A towering figure in the pantheon of twentieth-century literature, Thomas Mann has often been perceived as a dry and forbidding writer—“the starched collar,” as Bertolt Brecht once called him. But in fact, his fiction is lively, humane, sometimes hilarious. In these fresh renderings of his best short work, award-winning translator Damion Searls casts new light on this underappreciated aspect of Mann’s genius.

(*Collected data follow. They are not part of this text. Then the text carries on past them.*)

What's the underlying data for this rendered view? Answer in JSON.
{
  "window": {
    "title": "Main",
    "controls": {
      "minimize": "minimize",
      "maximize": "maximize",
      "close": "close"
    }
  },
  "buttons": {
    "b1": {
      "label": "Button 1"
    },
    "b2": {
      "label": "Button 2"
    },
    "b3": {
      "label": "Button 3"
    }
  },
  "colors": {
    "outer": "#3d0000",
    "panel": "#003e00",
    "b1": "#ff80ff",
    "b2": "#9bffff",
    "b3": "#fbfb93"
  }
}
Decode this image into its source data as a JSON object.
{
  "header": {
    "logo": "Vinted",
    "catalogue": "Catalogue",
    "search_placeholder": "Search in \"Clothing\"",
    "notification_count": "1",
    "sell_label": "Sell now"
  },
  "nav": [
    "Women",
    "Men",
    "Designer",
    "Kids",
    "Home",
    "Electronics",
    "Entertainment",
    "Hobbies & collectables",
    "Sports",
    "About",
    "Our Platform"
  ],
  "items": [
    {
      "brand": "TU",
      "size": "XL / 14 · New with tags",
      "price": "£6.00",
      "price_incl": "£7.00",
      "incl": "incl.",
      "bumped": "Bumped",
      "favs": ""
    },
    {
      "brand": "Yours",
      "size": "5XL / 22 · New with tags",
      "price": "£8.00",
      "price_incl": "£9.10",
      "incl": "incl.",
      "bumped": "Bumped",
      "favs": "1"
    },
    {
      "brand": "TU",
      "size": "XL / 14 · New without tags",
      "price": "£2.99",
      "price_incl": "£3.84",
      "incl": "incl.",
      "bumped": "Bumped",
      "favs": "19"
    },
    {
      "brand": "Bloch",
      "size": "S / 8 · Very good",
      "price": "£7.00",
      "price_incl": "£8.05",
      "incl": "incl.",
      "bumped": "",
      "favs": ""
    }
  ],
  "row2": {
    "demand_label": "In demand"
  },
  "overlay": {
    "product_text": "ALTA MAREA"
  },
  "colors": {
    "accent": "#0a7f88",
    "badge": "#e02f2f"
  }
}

The headliner of this volume, “Chaotic World and Childhood Sorrow” (in its first new translation since 1936)—a subtle masterpiece that reveals the profound emotional significance of everyday life—is Mann’s tender but sharp-eyed portrait of the “Bigs” and “Littles” of the bourgeois Cornelius family as they adjust to straitened circumstances in hyperinflationary Weimar Germany. Here, too, is a free-standing excerpt from Mann’s first novel, Buddenbrooks—a sensation when it was first published. “Death in Venice” (also included in this volume) is Mann’s most famous story, but less well known is that he intended it to be a diptych with another, comic story—included here as “Confessions of a Con Artist, by Felix Krull.” “Louisey”—a tale of sexual humiliation that gives a first glimpse of Mann’s lifelong ambivalence about the power of art—rounds out this revelatory, transformative collection.
PUBLISHERS WEEKLY
Searls infuses the prose of Nobel laureate Mann (1875–1955) with momentum and energy in this excellent collection. English-language readers will find the humor and digressive appeal of Mann's prose enhanced in modern classics such as "Chaotic World and Childhood Sorrow," in which teen siblings mock their parents by calling them "the Elders" and a little girl named Lorrie sobs over her older crush, an engineering student named Max, while not yet understanding romantic love: "why...isn't... Max . . . my brother? Max . . . should be . . . my brother." Aschenbach, the 50-something author at the center Death in Venice, rationalizes his obsession with "beautiful boy" Tadzio, whom he meets at his island hotel, with comparisons to Greek heroes. A well-chosen excerpt from the novel Confessions of a Con Artist, by Felix Krull exhibits a connection between the title character, a peripatetic young man, and Mann's other protagonists: "What a royal gift the imagination is, and what pleasure it affords us!" Felix narrates. Throughout, the characters are linked by their unspeakable desires, and their inner worlds are just as significant as, and often more so than, their actions. Scholars as well as those new to Mann will find much to appreciate in Searls's stimulating approach.